Coco Gauff, whose serve and forehand remain works in progress but who backed up her own teenage brilliance with a second slam title this year, and looks here to stay.
And the rejuvenated Swiatek, who unlocked a new facet to her game this year with her run to the Wimbledon title, on what has generally been considered her weakest surface, and seemed to rediscover some joy in tennis in the process.
Many times over the last couple of decades the four grand slams have gone to four different women (including seven years in a row from 2017 to 2023, albeit with 2020 only featuring three slams as a result of Covid-19). It happened again in 2025, but this year has felt different.
The four biggest titles went the way of four of the biggest names in the sport; all will finish the year in the top eight, three in the top three. Rybakina, another top-five entry, won the fifth-biggest title of the year (and the biggest paycheck).
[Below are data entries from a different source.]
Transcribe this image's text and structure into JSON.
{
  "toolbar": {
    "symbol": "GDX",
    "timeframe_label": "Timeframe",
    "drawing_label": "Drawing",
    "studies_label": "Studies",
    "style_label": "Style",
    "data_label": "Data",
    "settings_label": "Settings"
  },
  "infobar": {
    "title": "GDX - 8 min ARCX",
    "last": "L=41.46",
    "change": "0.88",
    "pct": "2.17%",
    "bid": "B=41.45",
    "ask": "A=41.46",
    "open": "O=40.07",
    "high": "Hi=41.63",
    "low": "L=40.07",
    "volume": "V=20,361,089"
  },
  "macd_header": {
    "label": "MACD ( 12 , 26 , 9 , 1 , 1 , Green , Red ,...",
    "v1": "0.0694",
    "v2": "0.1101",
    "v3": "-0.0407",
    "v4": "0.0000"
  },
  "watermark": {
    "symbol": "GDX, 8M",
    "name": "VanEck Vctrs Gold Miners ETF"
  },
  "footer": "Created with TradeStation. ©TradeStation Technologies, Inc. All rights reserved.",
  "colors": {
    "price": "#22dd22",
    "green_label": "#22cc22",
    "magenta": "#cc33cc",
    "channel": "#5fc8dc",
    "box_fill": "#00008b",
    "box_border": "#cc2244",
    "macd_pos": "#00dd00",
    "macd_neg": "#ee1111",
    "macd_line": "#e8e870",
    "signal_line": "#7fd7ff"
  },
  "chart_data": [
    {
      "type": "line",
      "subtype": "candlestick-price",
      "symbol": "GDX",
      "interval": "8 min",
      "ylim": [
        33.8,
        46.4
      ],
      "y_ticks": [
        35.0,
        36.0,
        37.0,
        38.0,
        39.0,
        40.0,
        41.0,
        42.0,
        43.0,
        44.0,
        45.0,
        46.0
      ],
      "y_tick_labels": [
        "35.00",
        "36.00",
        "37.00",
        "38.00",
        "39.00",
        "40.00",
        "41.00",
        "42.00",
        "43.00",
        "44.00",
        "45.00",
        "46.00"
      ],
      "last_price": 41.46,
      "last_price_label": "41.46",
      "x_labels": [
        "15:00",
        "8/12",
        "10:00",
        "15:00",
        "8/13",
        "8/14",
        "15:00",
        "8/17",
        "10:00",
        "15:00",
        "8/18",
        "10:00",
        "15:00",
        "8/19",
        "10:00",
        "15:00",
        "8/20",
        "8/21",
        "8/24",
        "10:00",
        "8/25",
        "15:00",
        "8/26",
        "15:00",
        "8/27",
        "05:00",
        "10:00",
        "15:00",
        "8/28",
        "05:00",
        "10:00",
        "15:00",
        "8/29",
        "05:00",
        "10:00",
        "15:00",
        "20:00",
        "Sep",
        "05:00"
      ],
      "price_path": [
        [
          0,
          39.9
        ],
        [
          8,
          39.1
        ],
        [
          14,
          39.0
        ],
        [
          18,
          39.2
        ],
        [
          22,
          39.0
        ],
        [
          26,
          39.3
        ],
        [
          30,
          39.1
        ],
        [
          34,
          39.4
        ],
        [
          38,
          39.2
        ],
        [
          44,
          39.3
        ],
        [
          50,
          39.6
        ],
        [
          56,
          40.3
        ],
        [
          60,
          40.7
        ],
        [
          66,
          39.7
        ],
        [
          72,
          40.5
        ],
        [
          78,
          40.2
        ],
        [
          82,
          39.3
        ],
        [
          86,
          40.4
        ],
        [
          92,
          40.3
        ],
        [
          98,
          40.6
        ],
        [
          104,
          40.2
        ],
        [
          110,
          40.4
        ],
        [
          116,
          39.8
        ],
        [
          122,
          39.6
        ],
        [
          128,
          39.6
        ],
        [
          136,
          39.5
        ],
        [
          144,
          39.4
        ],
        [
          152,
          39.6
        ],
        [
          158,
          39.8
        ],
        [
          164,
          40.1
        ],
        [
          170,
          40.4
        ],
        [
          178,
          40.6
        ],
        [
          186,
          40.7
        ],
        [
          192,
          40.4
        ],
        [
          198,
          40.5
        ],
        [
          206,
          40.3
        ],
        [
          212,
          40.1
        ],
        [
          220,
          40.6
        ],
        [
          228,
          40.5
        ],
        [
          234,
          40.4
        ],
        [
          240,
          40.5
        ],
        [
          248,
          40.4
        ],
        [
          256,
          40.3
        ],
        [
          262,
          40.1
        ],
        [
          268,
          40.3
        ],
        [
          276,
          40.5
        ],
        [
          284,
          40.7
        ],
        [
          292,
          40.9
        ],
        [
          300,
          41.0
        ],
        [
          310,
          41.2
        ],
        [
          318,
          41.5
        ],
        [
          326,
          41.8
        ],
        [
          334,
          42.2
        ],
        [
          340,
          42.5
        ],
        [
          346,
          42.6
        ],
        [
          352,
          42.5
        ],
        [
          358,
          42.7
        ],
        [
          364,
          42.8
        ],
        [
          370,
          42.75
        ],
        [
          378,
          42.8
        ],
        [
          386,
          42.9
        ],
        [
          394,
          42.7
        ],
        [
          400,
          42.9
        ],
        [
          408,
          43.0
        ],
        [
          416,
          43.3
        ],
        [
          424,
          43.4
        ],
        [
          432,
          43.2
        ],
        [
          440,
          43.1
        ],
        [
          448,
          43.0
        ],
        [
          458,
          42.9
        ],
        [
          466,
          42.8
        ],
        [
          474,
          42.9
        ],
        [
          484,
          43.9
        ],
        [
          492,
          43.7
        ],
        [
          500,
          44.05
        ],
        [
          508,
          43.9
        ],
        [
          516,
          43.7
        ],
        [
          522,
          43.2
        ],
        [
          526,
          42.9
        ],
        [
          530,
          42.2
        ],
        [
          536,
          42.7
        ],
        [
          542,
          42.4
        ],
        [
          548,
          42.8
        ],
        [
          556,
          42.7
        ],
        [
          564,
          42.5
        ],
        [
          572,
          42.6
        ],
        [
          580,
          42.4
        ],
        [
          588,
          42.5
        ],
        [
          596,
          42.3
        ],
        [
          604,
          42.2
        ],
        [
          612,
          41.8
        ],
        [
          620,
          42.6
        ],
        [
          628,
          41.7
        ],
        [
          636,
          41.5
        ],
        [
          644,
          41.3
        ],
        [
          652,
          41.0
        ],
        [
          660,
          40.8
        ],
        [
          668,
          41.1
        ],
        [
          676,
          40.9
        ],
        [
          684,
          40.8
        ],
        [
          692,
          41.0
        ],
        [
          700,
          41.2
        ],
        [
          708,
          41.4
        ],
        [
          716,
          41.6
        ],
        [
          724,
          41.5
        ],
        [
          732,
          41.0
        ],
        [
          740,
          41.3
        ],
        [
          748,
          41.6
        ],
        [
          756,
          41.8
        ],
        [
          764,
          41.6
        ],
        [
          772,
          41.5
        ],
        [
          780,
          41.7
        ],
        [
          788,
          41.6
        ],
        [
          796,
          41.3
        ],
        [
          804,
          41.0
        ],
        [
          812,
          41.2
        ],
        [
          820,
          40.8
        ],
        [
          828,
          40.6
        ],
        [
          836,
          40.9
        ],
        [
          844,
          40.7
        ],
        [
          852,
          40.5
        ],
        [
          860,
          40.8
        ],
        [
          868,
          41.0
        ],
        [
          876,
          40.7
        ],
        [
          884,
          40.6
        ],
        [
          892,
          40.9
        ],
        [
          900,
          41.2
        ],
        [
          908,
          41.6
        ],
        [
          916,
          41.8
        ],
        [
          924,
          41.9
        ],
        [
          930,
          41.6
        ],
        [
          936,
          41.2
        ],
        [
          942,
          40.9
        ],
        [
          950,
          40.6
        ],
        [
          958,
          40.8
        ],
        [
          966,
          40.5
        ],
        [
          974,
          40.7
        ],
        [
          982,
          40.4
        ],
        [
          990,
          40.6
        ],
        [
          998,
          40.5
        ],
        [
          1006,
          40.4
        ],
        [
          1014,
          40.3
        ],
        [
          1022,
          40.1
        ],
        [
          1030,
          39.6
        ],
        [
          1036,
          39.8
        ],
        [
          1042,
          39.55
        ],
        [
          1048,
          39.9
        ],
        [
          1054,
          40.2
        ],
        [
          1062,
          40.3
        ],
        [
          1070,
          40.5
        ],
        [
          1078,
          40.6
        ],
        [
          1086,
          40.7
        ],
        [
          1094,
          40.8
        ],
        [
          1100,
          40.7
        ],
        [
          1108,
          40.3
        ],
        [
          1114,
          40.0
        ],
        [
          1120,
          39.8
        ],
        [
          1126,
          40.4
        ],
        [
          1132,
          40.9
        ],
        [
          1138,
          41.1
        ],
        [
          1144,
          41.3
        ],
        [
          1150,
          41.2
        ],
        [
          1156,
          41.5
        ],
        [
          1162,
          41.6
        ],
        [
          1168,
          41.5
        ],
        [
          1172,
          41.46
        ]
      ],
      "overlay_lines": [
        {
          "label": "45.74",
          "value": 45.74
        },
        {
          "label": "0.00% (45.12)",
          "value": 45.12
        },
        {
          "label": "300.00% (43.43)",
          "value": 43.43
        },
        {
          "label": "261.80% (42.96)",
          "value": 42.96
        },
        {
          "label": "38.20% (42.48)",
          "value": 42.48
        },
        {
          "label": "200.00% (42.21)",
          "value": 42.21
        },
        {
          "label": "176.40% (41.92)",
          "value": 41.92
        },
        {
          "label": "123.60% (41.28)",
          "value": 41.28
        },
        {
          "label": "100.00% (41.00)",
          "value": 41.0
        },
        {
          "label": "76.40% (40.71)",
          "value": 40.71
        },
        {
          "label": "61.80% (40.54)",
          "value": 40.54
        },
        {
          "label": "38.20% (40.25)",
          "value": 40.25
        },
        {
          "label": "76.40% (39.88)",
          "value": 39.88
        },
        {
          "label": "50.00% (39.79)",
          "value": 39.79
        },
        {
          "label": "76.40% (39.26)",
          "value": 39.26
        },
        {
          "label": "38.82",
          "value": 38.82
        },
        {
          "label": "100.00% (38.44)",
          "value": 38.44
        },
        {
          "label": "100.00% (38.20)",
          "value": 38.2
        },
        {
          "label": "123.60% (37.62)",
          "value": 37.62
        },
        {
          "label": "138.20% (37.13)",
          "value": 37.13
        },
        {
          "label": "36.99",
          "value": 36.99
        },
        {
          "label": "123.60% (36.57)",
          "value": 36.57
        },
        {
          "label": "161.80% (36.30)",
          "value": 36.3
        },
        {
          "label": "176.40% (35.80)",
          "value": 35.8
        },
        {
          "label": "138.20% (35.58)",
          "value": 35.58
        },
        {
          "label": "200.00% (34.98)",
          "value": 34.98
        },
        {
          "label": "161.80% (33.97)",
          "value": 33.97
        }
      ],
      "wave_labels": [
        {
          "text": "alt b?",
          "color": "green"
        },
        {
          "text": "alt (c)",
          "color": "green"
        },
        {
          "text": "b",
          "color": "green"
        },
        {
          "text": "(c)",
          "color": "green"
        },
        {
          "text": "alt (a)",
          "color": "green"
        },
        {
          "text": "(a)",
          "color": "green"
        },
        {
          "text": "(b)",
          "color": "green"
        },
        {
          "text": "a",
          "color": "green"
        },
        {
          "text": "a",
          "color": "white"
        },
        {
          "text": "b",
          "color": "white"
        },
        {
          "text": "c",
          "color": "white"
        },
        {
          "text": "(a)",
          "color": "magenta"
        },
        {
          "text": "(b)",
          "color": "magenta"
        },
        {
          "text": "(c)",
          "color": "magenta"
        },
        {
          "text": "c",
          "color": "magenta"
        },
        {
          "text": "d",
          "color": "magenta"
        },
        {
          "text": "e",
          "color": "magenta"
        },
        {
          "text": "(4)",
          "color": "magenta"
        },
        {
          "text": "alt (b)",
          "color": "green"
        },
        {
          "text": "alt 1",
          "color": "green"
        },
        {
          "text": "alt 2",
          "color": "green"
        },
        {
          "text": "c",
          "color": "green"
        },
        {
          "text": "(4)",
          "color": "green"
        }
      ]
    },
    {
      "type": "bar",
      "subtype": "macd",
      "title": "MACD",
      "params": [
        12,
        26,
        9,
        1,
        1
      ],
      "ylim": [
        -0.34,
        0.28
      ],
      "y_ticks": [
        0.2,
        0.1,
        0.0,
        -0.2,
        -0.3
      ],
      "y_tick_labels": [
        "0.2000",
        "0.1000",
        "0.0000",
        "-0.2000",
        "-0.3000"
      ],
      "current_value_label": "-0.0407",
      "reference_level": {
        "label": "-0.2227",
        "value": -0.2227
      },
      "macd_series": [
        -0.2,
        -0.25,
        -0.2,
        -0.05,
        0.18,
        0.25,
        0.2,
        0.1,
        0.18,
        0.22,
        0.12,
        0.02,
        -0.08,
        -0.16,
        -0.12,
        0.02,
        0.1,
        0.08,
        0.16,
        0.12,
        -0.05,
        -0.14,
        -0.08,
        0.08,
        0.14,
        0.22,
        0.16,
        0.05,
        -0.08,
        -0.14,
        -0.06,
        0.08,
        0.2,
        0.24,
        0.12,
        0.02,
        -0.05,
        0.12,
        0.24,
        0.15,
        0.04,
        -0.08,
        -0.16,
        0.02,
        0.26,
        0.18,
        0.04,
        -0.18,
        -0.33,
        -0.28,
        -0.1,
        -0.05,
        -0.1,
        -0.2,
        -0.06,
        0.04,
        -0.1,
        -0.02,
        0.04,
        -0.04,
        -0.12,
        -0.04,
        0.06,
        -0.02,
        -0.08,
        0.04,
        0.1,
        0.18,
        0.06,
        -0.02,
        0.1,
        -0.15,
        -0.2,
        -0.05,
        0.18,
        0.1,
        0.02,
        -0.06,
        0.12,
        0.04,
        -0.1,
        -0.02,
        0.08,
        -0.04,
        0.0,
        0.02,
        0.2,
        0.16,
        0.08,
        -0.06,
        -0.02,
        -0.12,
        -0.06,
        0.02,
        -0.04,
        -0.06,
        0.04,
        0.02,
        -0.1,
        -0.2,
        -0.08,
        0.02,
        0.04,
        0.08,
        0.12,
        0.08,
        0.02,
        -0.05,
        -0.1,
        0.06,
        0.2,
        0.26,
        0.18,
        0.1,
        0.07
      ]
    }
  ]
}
In each major, the eventual finalists had to see off their biggest rivals to get there; in some, notably Anisimova’s rollercoaster three-set win over Sabalenka at Wimbledon, those blockbuster semi-finals proved more exciting than the final itself.
Women’s tennis in the last decade has suffered from a lack of consistent rivalries and storylines. Part of the clamour around the 2023 Rybakina-Sabalenka final in Melbourne was to do with the excitement of finally having – or seeming to have – a potential long-term rivalry, two players who were so obviously brilliant, who could establish themselves at the top of the sport. It’s taken a little longer than expected, but it now seems those rivalries are there, supplemented by another cluster of players known for their consistency at the highest level (Jessica Pegula) and their potential (Madison Keys, Mirra Andreeva).
That puts women’s tennis in a ‘best of both worlds’ scenario: having multiple top players competing for major honours makes the sport both comparatively unpredictable – in terms of who will actually win – and also reliable, in terms of who will get to the business end of tournaments. Women’s tennis in the immediate post-Serena era was neither; men’s tennis over the last two and a half decades has been both, albeit across two very distinct eons.
The post-Serena era suffered from a sense of drift, with few mega-stars achieving clear cut-through by virtue of being an established top two or three. Ash Barty provided some stability but her retirement ensured the merry-go-round of names winning major tournaments went on, and meant there was rarely a guaranteed blockbuster final. While unpredictability made the sport entertaining, it also provided fodder for the critics, pointing to a lack of consistent quality.
The current era of the ATP Tour, so wholly dominated by Carlos Alcaraz and Jannik Sinner, risks disengagement of a different kind. No-one believes any male player can disrupt their hegemony; none of the other players truly think they can either. This year’s US Open was marked by complaints that the first 12 days of the men’s tournament were essentially pointless: everyone knew who was going to be in the final.
Women’s tennis, by contrast, now has a rotation of stars defined as much by their self-belief as by their talent, who are repeatedly facing off against each other for the biggest honours. A wide-open field at the start of a major means there is drama from the start, not just in the final weekend; that jeopardy gives the entire tournament a sense of purpose missing from the men’s side. The sense of genuine rivalry, the clashing personalities, the occasional off-court drama, helps too.
So Rybakina’s win over Sabalenka in Riyadh may not have been the most expected result (although given her 10-match win streak going into it, minus a walkover in Tokyo, it probably should have been) but it encapsulated the narrative of the entire year – and provided the perfect cliffhanger. Roll on next season.